今や、医師や看護師までもが、その映像に見入っていた。何の温かみもの持たない無情なカメラに、悟の死が語れるはずもなかった。

そのアナウンサーは、さながらその舞台の指揮者か監督だった。その掛け声に操られるようにして、患者たちの白熱した議論が始まった。

『そんなこと、どうだっていい!』

亜希子はそう叫んで、患者たちを黙らせたかった。

事故の調査が進む中、そこに新たな展開が見られる度に、マスコミの報道も、世間の関心もコロコロとその様相を変えた。何が一番の問題なのか、その軸すらぶれ続ける有様だった。
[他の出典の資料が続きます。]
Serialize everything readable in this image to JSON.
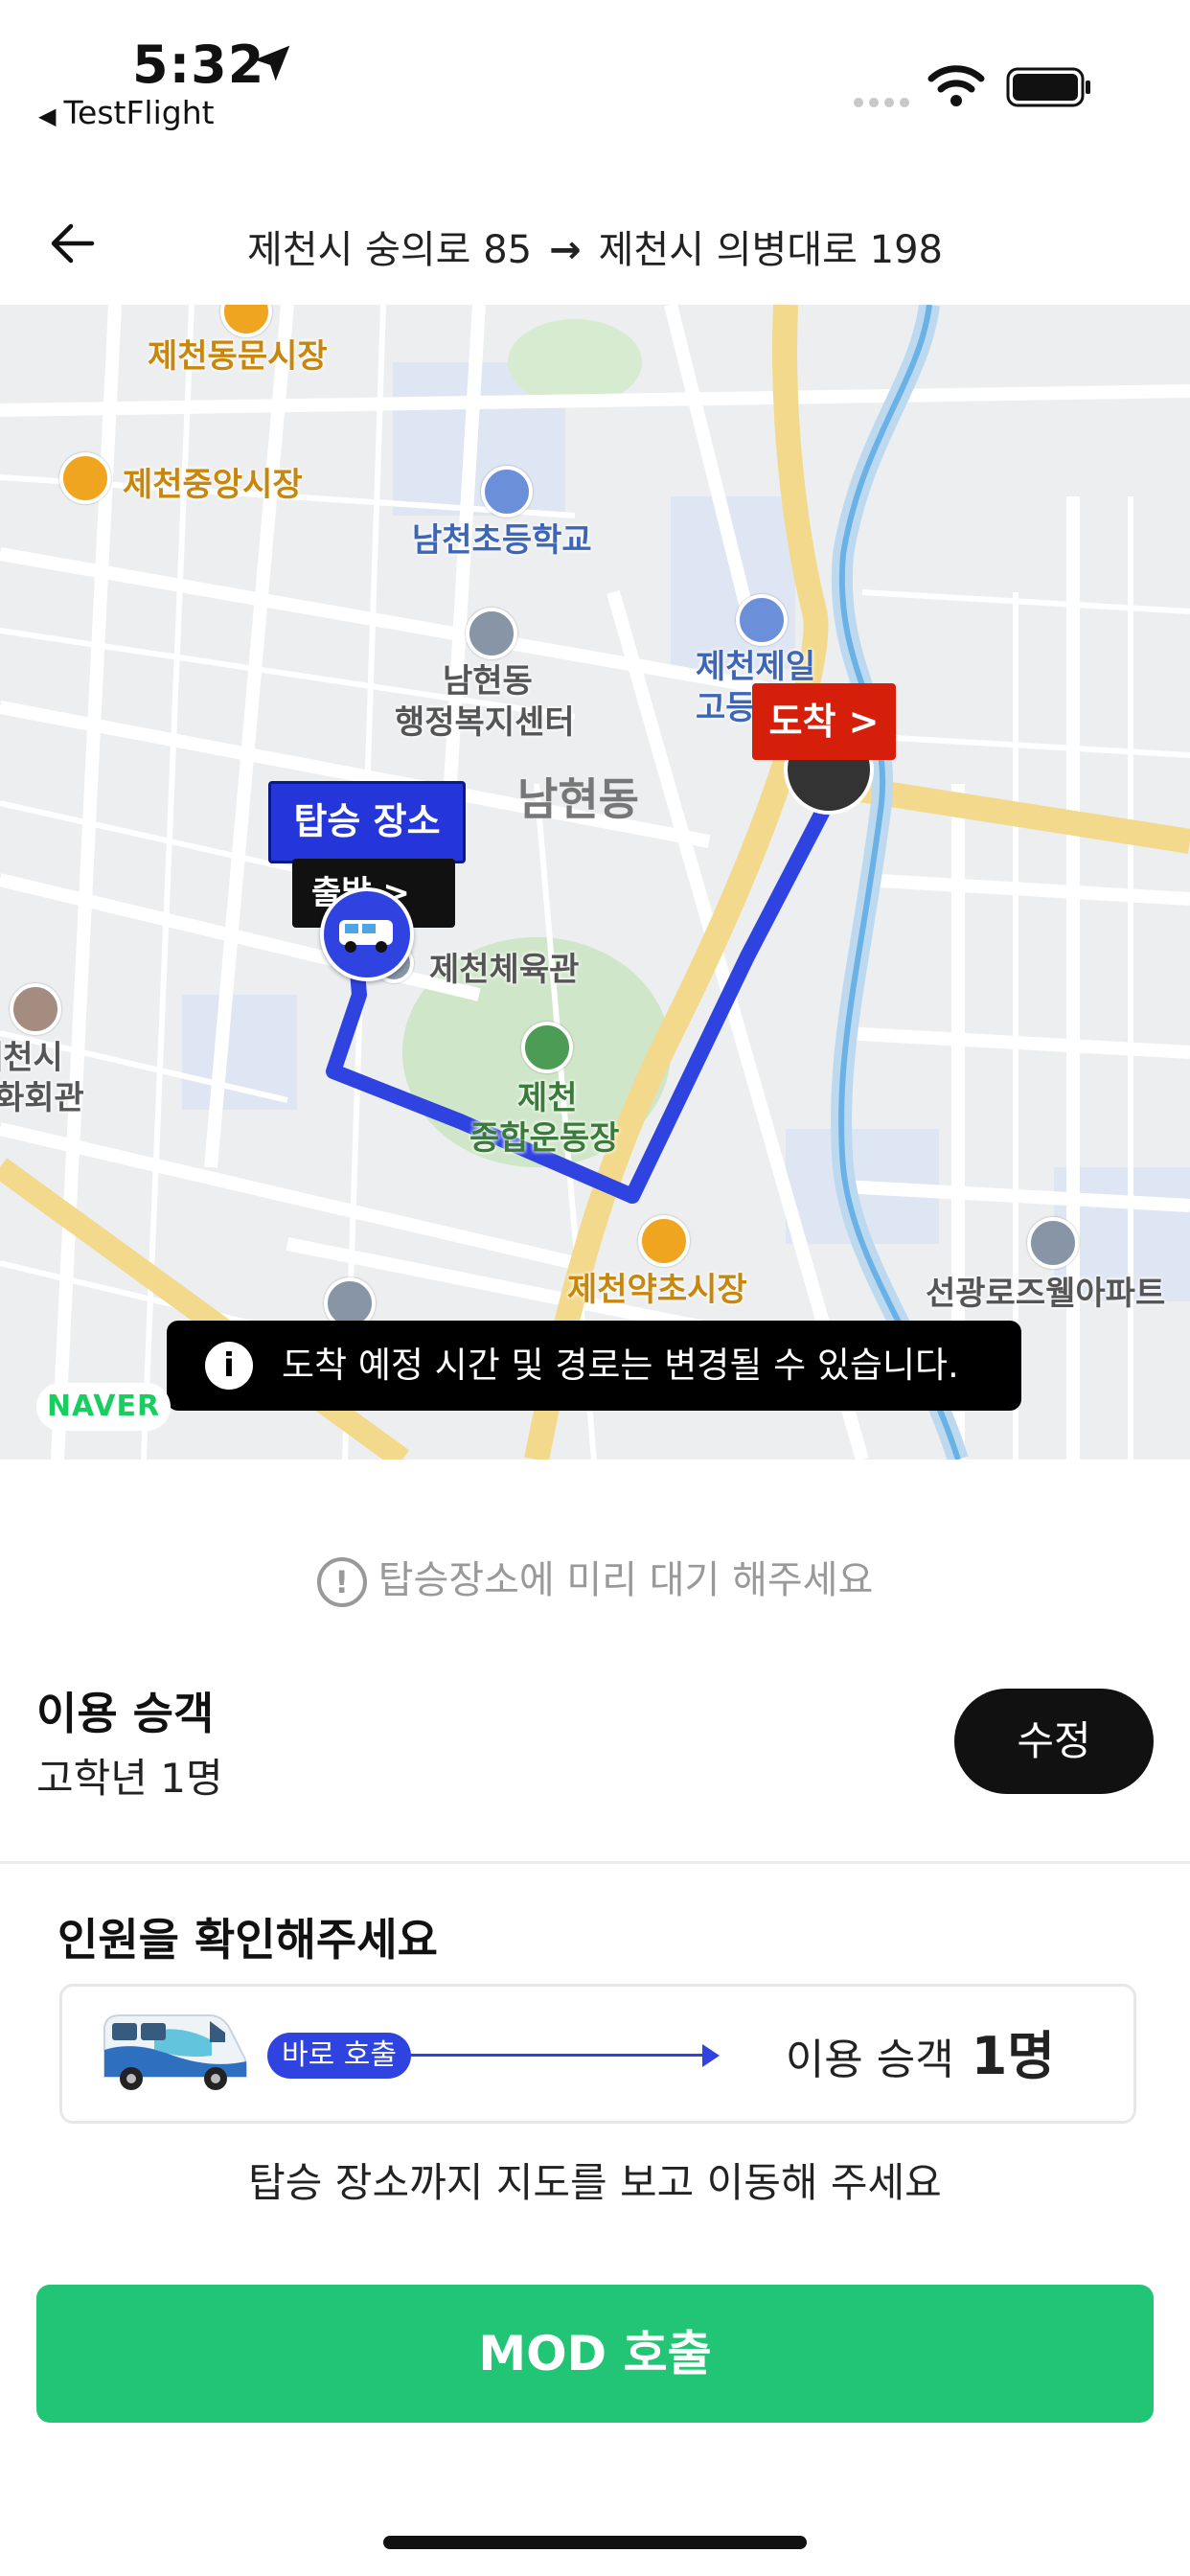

当初は悟についての議論もあった。それが路面に残されたこのトラックのブレーキ痕の不自然さから、二百パーセント超えという信じられないほどの過積載が判明すると一転した。ドライバーへの無理難題がまかり通る物流会社への非難は止まず、背景にある労働者を無視した効率重視や人手不足など、様々な社会問題へと議論は拡散した。
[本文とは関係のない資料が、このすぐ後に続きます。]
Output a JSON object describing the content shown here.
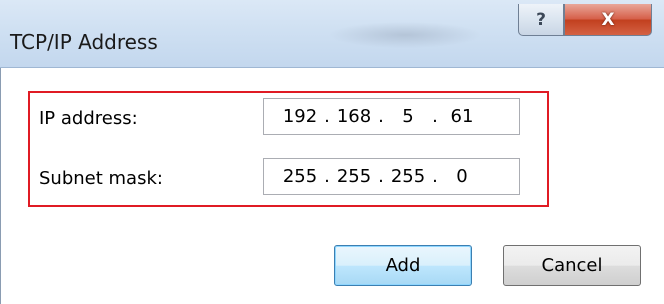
{
  "window": {
    "title": "TCP/IP Address",
    "help_glyph": "?",
    "close_glyph": "X"
  },
  "form": {
    "ip_label": "IP address:",
    "ip_octets": [
      "192",
      "168",
      "5",
      "61"
    ],
    "mask_label": "Subnet mask:",
    "mask_octets": [
      "255",
      "255",
      "255",
      "0"
    ],
    "separator": "."
  },
  "buttons": {
    "add": "Add",
    "cancel": "Cancel"
  },
  "colors": {
    "highlight_border": "#e01b24",
    "close_button": "#c2401f"
  },
  "icons": {
    "help": "help-icon",
    "close": "close-icon"
  }
}
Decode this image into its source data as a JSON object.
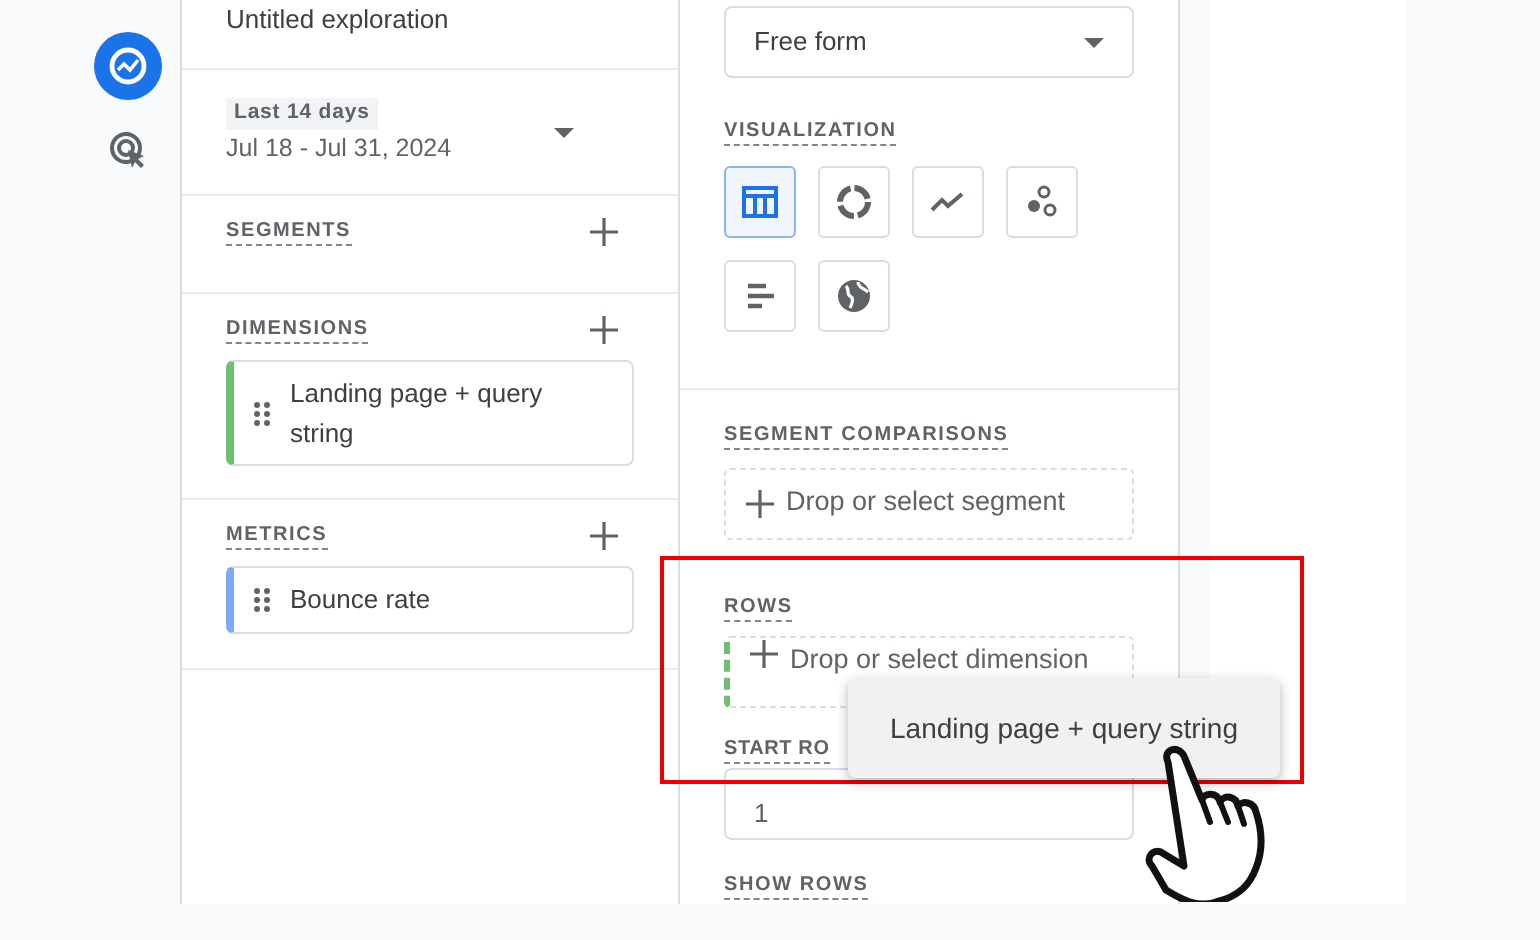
{
  "rail": {
    "items": [
      {
        "kind": "explore",
        "selected": true
      },
      {
        "kind": "cursor",
        "selected": false
      }
    ]
  },
  "variables": {
    "title": "Untitled exploration",
    "date_range": {
      "preset": "Last 14 days",
      "range": "Jul 18 - Jul 31, 2024"
    },
    "sections": [
      {
        "label": "SEGMENTS"
      },
      {
        "label": "DIMENSIONS",
        "items": [
          {
            "label": "Landing page + query string",
            "color": "#6cc070"
          }
        ]
      },
      {
        "label": "METRICS",
        "items": [
          {
            "label": "Bounce rate",
            "color": "#7baaf7"
          }
        ]
      }
    ]
  },
  "settings": {
    "technique": "Free form",
    "visualization": {
      "label": "VISUALIZATION",
      "options": [
        {
          "kind": "table",
          "selected": true
        },
        {
          "kind": "donut",
          "selected": false
        },
        {
          "kind": "line",
          "selected": false
        },
        {
          "kind": "scatter",
          "selected": false
        },
        {
          "kind": "bar",
          "selected": false
        },
        {
          "kind": "geo",
          "selected": false
        }
      ]
    },
    "segment_comparisons": {
      "label": "SEGMENT COMPARISONS",
      "placeholder": "Drop or select segment"
    },
    "rows": {
      "label": "ROWS",
      "placeholder": "Drop or select dimension",
      "drop_target": true
    },
    "start_row": {
      "label": "START RO",
      "value": "1"
    },
    "show_rows": {
      "label": "SHOW ROWS"
    }
  },
  "drag_chip": {
    "label": "Landing page + query string"
  }
}
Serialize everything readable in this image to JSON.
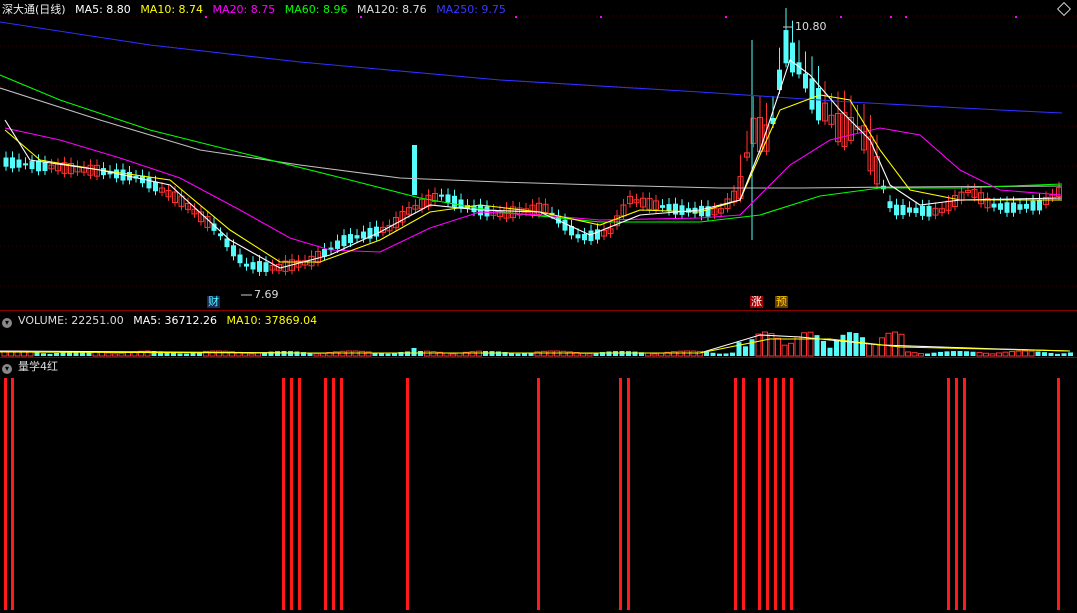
{
  "header": {
    "title": "深大通(日线)",
    "ma5": "MA5: 8.80",
    "ma10": "MA10: 8.74",
    "ma20": "MA20: 8.75",
    "ma60": "MA60: 8.96",
    "ma120": "MA120: 8.76",
    "ma250": "MA250: 9.75"
  },
  "main": {
    "high_label": "10.80",
    "low_label": "7.69",
    "marker_cai": "财",
    "marker_zhang": "涨",
    "marker_yu": "预"
  },
  "volume": {
    "label": "VOLUME: 22251.00",
    "ma5": "MA5: 36712.26",
    "ma10": "MA10: 37869.04"
  },
  "indicator": {
    "title": "量学4红"
  },
  "colors": {
    "up": "#ff3232",
    "down": "#54fcfc",
    "ma5": "#ffffff",
    "ma10": "#ffff00",
    "ma20": "#ff00ff",
    "ma60": "#00ff00",
    "ma120": "#c0c0c0",
    "ma250": "#2f2fff",
    "grid": "#8b0000"
  }
}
世の中の闇を暴くことに活気づく世間は『若者も無理な運転をしていたのだろう』と一言で片づけるようになり、やがて悟の死を取り合わなくなった。

余りにも衝撃的すぎるその死の瞬間を放映したことが倫理的にどうなのか、放送事故ではないかとの意見も相次いだ。しかし、夕刻のニュースでお詫びとして視聴者にこのことが伝えられると、その後メディアは一切悟の死を語らなくなった。

亜希子の心の穴には重く冷たい何かが、亜希子を翻弄するように揺れていた。